Dans un premier temps, la question des modèles simplifiés et des explications de portée universelle qu’ils permettent en physique sera posée. Il s’agira ensuite de caractériser les méthodes de renormalisation comme explication mathématique. Enfin, le rôle des idéalisations dans l’explication sera analysé, en procédant à une triangulation du cas des phénomènes critiques, par une comparaison systématique avec l’explication du gaz parfait et celle de l’oscillateur harmonique. L’explication des phénomènes critiques apparait alors comme une forme hybride, combinant différentes idéalisations et analogies d’une façon non triviale.
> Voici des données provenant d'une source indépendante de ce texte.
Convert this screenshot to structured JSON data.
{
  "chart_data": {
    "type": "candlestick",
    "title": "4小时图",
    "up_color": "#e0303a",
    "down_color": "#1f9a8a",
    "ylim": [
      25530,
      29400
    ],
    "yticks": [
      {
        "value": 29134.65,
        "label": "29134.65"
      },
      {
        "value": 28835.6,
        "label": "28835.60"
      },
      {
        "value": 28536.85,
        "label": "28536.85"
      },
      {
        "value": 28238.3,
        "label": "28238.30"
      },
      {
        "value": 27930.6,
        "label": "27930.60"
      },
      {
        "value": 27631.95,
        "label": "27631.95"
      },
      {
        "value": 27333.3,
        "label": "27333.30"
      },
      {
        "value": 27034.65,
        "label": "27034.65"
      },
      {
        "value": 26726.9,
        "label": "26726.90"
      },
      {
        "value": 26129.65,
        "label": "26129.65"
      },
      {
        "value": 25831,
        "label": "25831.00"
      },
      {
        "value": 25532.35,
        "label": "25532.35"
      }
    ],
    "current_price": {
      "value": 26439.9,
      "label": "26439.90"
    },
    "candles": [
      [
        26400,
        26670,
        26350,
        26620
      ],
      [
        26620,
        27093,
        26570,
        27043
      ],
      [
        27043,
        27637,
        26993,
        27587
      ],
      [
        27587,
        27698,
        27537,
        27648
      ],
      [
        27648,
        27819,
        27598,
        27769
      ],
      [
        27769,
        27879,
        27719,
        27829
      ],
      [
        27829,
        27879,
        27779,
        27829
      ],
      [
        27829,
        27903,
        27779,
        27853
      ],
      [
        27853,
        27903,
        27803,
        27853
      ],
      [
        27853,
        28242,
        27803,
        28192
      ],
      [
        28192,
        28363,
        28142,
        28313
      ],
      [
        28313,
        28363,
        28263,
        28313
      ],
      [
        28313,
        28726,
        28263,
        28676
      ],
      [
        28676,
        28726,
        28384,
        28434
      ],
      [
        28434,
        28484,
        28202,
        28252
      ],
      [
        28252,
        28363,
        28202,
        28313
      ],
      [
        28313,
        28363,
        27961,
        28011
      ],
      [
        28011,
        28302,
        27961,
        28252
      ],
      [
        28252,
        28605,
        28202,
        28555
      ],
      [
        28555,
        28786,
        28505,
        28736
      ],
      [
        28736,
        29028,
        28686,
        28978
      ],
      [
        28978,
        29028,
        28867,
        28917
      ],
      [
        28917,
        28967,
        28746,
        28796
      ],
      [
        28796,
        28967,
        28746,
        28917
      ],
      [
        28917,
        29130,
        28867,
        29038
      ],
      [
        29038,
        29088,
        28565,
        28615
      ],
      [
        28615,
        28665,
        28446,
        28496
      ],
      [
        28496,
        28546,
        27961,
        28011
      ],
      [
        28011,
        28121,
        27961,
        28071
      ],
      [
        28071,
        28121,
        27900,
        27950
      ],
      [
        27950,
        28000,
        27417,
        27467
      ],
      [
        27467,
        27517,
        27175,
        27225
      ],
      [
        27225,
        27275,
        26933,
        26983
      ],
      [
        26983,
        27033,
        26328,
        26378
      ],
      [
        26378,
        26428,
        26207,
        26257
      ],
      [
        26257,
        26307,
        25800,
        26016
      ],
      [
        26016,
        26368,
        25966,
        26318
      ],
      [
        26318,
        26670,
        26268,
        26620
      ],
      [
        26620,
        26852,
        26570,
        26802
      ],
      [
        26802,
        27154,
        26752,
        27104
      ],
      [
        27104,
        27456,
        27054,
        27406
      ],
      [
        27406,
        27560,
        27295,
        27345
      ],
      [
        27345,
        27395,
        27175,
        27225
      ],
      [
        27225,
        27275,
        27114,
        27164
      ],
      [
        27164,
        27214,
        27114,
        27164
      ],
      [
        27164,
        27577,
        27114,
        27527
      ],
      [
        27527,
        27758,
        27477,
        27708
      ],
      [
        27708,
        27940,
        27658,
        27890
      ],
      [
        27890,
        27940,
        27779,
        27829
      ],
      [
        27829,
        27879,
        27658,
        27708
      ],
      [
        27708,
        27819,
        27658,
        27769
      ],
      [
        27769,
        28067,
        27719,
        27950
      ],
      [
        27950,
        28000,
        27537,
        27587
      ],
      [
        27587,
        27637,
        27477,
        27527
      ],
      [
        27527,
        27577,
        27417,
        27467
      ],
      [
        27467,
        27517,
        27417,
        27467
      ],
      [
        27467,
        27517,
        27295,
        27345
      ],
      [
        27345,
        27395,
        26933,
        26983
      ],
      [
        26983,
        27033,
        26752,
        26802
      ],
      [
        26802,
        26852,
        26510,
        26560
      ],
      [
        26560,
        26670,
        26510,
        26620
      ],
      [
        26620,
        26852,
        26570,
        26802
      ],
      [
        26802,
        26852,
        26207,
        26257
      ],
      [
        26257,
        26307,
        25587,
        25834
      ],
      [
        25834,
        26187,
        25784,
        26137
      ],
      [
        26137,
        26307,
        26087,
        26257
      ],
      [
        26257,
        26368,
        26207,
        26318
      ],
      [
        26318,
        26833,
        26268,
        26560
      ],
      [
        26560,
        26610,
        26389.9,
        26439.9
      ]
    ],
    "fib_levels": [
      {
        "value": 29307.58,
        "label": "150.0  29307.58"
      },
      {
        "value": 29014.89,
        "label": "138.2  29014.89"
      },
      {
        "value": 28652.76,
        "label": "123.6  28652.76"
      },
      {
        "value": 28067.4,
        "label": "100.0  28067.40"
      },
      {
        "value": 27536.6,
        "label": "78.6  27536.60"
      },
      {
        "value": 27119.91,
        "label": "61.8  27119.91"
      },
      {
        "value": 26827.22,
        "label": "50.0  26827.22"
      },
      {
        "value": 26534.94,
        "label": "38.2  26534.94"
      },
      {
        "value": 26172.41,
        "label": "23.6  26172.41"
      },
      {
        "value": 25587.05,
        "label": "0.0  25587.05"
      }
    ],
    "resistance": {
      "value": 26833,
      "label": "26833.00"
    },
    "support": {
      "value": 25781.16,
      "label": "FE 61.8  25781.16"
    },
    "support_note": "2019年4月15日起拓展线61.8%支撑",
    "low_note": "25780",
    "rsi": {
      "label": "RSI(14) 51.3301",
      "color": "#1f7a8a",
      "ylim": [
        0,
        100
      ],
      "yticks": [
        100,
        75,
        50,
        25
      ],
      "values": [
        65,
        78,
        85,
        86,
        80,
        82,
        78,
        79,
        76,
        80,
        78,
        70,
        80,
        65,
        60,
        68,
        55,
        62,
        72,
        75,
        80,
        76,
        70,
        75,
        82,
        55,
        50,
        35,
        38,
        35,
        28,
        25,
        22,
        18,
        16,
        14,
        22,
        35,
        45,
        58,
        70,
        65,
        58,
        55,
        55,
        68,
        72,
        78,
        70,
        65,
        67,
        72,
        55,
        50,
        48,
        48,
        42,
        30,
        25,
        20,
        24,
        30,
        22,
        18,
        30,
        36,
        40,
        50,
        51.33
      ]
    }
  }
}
Ce résultat éclaire le sens dans lequel les physiciens peuvent dire que cette explication nécessite de façon irréductible deux niveaux de représentation du phénomène : un niveau microscopique et un niveau macroscopique. À l’avenir, cette clarification pourrait permettre d’étudier sur une base plus solide les transferts de modèles de la physique statistique à d’autres domaines scientifiques.

Mots-clés : philosophie de la physique ; transition de phase ; renormalisation ; phénomènes critiques ; idéalisation ; modèle mathématique ; Ising ; physique statistique ; explication scientifique ; explication mathématique.